Nothing could be further from the truth, of course. The voter registration list is an essential election integrity document because it tells election officials who is eligible to vote. Accurate voter rolls reduce the opportunity for fraud and give voters confidence in the honesty of their elections.
In her motion to dismiss, Benson made the meritless claim that the Public Interest Legal Foundation had not fulfilled the notice requirement of the National Voter Registration Act, which requires that election officials be given written notice of a potential violation of the law prior to a lawsuit being filed.
Given the numerous letters that legal foundation had sent to Benson, which included a detailed list of the dead voters as well as a complete description of the methodology used to create the list, the court refused to dismiss the lawsuit.
The judge held that the legal foundation had more than satisfied the notice requirement since it had not only “set forth the manner in which Secretary Benson has purportedly failed to comply with the NVRA’s list maintenance requirements,” but also “clearly communicated that it would commence litigation if the purported violation was not timely addressed.”
In fact, the National Voter Registration Act requires notice 90 days before you are allowed to file suit. The legal foundation had waited 411 days, giving Benson more than enough time to act. But instead of trying to fix the problem, Benson failed to do anything about it and continues to spend taxpayer dollars and resources on fighting the lawsuit and defending the state’s inadequate list-maintenance program.

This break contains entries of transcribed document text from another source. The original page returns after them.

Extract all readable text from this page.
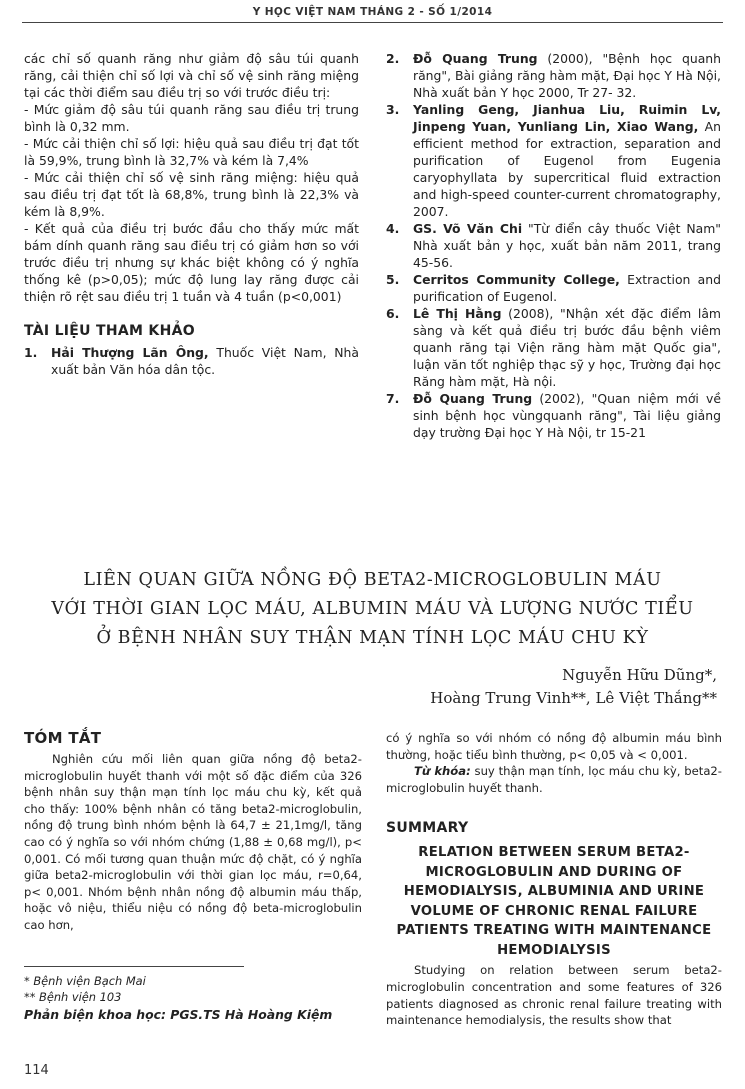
Y HỌC VIỆT NAM THÁNG 2 - SỐ 1/2014

các chỉ số quanh răng như giảm độ sâu túi quanh răng, cải thiện chỉ số lợi và chỉ số vệ sinh răng miệng tại các thời điểm sau điều trị so với trước điều trị:

- Mức giảm độ sâu túi quanh răng sau điều trị trung bình là 0,32 mm.

- Mức cải thiện chỉ số lợi: hiệu quả sau điều trị đạt tốt là 59,9%, trung bình là 32,7% và kém là 7,4%

- Mức cải thiện chỉ số vệ sinh răng miệng: hiệu quả sau điều trị đạt tốt là 68,8%, trung bình là 22,3% và kém là 8,9%.

- Kết quả của điều trị bước đầu cho thấy mức mất bám dính quanh răng sau điều trị có giảm hơn so với trước điều trị nhưng sự khác biệt không có ý nghĩa thống kê (p>0,05); mức độ lung lay răng được cải thiện rõ rệt sau điều trị 1 tuần và 4 tuần (p<0,001)

TÀI LIỆU THAM KHẢO

1. Hải Thượng Lãn Ông, Thuốc Việt Nam, Nhà xuất bản Văn hóa dân tộc.

2. Đỗ Quang Trung (2000), "Bệnh học quanh răng", Bài giảng răng hàm mặt, Đại học Y Hà Nội, Nhà xuất bản Y học 2000, Tr 27- 32.

3. Yanling Geng, Jianhua Liu, Ruimin Lv, Jinpeng Yuan, Yunliang Lin, Xiao Wang, An efficient method for extraction, separation and purification of Eugenol from Eugenia caryophyllata by supercritical fluid extraction and high-speed counter-current chromatography, 2007.

4. GS. Võ Văn Chi "Từ điển cây thuốc Việt Nam" Nhà xuất bản y học, xuất bản năm 2011, trang 45-56.

5. Cerritos Community College, Extraction and purification of Eugenol.

6. Lê Thị Hằng (2008), "Nhận xét đặc điểm lâm sàng và kết quả điều trị bước đầu bệnh viêm quanh răng tại Viện răng hàm mặt Quốc gia", luận văn tốt nghiệp thạc sỹ y học, Trường đại học Răng hàm mặt, Hà nội.

7. Đỗ Quang Trung (2002), "Quan niệm mới về sinh bệnh học vùngquanh răng", Tài liệu giảng dạy trường Đại học Y Hà Nội, tr 15-21

LIÊN QUAN GIỮA NỒNG ĐỘ BETA2-MICROGLOBULIN MÁU
VỚI THỜI GIAN LỌC MÁU, ALBUMIN MÁU VÀ LƯỢNG NƯỚC TIỂU
Ở BỆNH NHÂN SUY THẬN MẠN TÍNH LỌC MÁU CHU KỲ
Nguyễn Hữu Dũng*,
Hoàng Trung Vinh**, Lê Việt Thắng**
TÓM TẮT

Nghiên cứu mối liên quan giữa nồng độ beta2-microglobulin huyết thanh với một số đặc điểm của 326 bệnh nhân suy thận mạn tính lọc máu chu kỳ, kết quả cho thấy: 100% bệnh nhân có tăng beta2-microglobulin, nồng độ trung bình nhóm bệnh là 64,7 ± 21,1mg/l, tăng cao có ý nghĩa so với nhóm chứng (1,88 ± 0,68 mg/l), p< 0,001. Có mối tương quan thuận mức độ chặt, có ý nghĩa giữa beta2-microglobulin với thời gian lọc máu, r=0,64, p< 0,001. Nhóm bệnh nhân nồng độ albumin máu thấp, hoặc vô niệu, thiểu niệu có nồng độ beta-microglobulin cao hơn,

có ý nghĩa so với nhóm có nồng độ albumin máu bình thường, hoặc tiểu bình thường, p< 0,05 và < 0,001.

Từ khóa: suy thận mạn tính, lọc máu chu kỳ, beta2-microglobulin huyết thanh.

SUMMARY
RELATION BETWEEN SERUM BETA2-MICROGLOBULIN AND DURING OF HEMODIALYSIS, ALBUMINIA AND URINE VOLUME OF CHRONIC RENAL FAILURE PATIENTS TREATING WITH MAINTENANCE HEMODIALYSIS

Studying on relation between serum beta2-microglobulin concentration and some features of 326 patients diagnosed as chronic renal failure treating with maintenance hemodialysis, the results show that

* Bệnh viện Bạch Mai
** Bệnh viện 103
Phản biện khoa học: PGS.TS Hà Hoàng Kiệm
114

Of course, this isn’t the end of the case. But it is an initial win for election integrity in Michigan since the case will go forward, and Benson will have to defend her refusal to comply with federal law.
It should be alarming to Michigan residents that their secretary of state is fighting to prevent the removal of deceased individuals who are still registered to vote. Maintaining accurate, clean voter rolls is an important part of her job, and election officials should not have to be sued to force them to fulfill such a basic job requirement.
Hopefully, this lawsuit will be successful in finally getting Benson to remove the nearly 26,000 deceased registrants who shouldn’t be on Michigan’s voter rolls.
In 2021, a similar lawsuit was filed by the Public Interest Legal Foundation in Pennsylvania and ultimately the commonwealth agreed to settle the case and remove the deceased registrants from its voter rolls. But as in Michigan, organizations like the legal foundation should not have to file a lawsuit to get a state to do what it should have been doing all along.
Michigan is a battleground state that often has very close elections. In 2016, Donald Trump won the state by a little more than 11,000 votes. Local elections in Michigan are often decided by a handful of votes.
We should all be able to agree that we do not want deceased individuals on the voter rolls, providing the opportunity for someone to cast illegal ballots in their name.
That should not be a partisan issue. One illegal vote is too many.
The good news is that because of this court ruling, Michigan might be one step closer to fixing this problem, whether Benson wants to or not.